Comment réussir une garde alternée?

Comment réussir une garde alternée?
Pour des enfants petits, préférer un cycle court : trois jours chez un parent, quatre chez l’autre. - © LuminaStock

Aujourd’hui, un enfant de divorcés sur cinq vit alternativement chez son père et chez sa mère, le plus souvent une semaine chez l’un, une semaine chez l’autre… Les conseils de Stéphane Valory, avocat, pour bien comprendre le fonctionnement de ce mode de garde.

Depuis son instauration par la loi du 4 mars 2002, la pratique de la garde alternée n’a cessé d’augmenter. En 2003, ce mode de garde était décidé dans 12% des divorces et 7% des séparations. En 2012, 17% des enfants de couples divorcés ou séparés vivaient en garde alternée : 21% en cas de divorce et 11% en cas de séparation (Infostat Justice, janvier 2015).

Désormais, même si la résidence chez la mère demeure largement majoritaire, elle n’est plus automatique.

Dans quelles conditions peut-on y recourir ?

La loi ne fixe aucune condition, mais la garde alternée n’est en aucun cas un droit et elle doit respecter l’intérêt de l’enfant.
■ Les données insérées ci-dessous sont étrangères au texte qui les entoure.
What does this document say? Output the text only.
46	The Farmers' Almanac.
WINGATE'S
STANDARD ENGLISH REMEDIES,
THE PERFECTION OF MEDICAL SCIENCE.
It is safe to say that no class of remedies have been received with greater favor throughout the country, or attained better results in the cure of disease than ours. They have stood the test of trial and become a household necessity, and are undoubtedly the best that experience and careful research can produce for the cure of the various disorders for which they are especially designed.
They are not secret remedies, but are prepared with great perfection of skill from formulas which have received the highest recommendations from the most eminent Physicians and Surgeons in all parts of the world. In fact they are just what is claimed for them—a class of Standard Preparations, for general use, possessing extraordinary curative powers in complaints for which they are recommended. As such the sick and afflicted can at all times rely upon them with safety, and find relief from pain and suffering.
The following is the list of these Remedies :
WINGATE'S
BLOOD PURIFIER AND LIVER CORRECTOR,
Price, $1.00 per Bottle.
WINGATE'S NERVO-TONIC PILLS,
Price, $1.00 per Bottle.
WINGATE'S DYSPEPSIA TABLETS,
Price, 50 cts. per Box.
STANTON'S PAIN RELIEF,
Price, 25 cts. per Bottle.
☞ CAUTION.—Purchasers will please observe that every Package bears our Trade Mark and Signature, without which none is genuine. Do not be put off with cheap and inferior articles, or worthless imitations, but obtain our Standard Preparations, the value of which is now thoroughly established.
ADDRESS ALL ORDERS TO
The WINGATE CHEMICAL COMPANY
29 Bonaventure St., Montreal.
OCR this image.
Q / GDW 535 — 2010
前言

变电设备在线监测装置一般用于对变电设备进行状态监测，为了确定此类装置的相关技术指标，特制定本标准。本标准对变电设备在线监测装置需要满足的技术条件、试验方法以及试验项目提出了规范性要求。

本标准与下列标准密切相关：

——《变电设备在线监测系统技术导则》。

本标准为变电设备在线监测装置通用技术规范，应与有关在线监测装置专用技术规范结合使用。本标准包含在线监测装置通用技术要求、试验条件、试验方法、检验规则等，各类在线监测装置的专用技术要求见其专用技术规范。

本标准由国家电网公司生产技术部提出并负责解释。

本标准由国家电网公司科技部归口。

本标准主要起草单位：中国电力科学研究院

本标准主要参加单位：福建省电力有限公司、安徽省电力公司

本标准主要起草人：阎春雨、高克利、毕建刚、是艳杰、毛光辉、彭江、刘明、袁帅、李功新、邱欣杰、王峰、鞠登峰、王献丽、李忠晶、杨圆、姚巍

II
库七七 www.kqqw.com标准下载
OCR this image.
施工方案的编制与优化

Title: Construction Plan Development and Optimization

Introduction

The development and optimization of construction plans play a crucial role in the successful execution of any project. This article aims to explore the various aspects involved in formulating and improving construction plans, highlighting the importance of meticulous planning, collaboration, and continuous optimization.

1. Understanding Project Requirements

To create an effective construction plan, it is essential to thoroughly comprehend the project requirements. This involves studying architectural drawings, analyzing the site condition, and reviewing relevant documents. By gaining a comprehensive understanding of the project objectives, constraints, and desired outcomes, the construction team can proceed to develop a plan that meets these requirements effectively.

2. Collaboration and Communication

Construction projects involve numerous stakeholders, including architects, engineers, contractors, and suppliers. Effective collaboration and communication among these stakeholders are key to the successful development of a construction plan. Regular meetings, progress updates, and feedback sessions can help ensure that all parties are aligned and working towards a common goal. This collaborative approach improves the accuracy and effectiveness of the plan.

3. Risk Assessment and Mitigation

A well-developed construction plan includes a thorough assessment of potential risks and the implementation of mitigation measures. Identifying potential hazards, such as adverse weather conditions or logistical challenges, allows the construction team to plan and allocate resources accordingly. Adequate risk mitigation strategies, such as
Dans 80 % des cas, les parents s’entendent sur le choix de la résidence habituelle de l’enfant.

Avant d’entériner leur accord, le juge aux affaires familiales vérifie, en cas de résidence alternée,
– la proximité des domiciles,
– la distance qui les sépare de l’école,
– la taille des logements
– ou encore la fréquence de l’alternance au regard de l’âge de l’enfant.

Peut-elle être mise en place quel que soit l’âge de l’enfant ?

Oui, mais les chiffres démontrent que la garde alternée est très rare avant l’âge de 2 ans (moins de 5 % des enfants), puis plus fréquente quand l’enfant grandit (21 % chez les 610 ans). Parents et juges admettent que ce mode de garde n’est pas recommandé pour les enfants en bas âge. Dans ce cas, la résidence habituelle chez la mère est préférée.

Peut-on déroger à la règle une semaine chez l’un, une semaine chez l’autre ?

Oui, et d’ailleurs la résidence alternée n’est pas obligatoirement égalitaire, même si les parents optent la plupart du temps – dans quasiment 90 % des cas – pour une alternance hebdomadaire. Pour les jeunes enfants, un cycle plus court – trois jours chez l’un et quatre jours chez l’autre, par exemple – peut être retenu pour éviter une coupure trop longue avec l’autre parent.

Si les parents sont d’accord, est-il nécessaire de passer devant le juge ?

Le recours au juge ne s’impose que pour les parents mariés qui décident de divorcer. Pour les autres, cette démarche est simplement recommandée afin de se protéger en cas de conflit ultérieur.

Les parents sont peu nombreux à se rendre en justice pour faire homologuer leur convention car ils craignent que la démarche soit perçue par l’autre comme un signe de défiance. Leur accord n’a alors aucune force contraignante.

L’organisation mise en place peut-elle évoluer ?

Oui, car l’accord des parents prime sur la décision du juge. Il est possible de revoir l’organisation si l’enfant vit mal la situation, par exemple parce qu’il ne supporte pas le mode de garde en alternance.

Il est fortement recommandé de faire homologuer par le juge la convention fixant les nouvelles règles. À défaut, l’autre parent sera toujours fondé à exiger l’application de l’accord d’origine.

Agenda. S’organiser en famille 2015-2016, Hugo & Cie : un agenda qui facilite l’organisation et la communication entre les parents séparés et toutes les personnes qui s’occupent de l’enfant.

La garde alternée exclut-elle le versement d’une pension alimentaire ?

Non, pas forcément. Si les parents se répartissent la garde de l’enfant de manière égale, chacun contribue de fait pour moitié à ses besoins. Mais rien ne les empêche de prévoir une pension alimentaire, notamment en cas d’inégalité de revenus. Toutefois, quand les périodes de garde ne sont pas également réparties, une pension peut être versée au parent chez qui l’enfant vit le plus longtemps. Cette question est cependant peu abordée entre parents non mariés.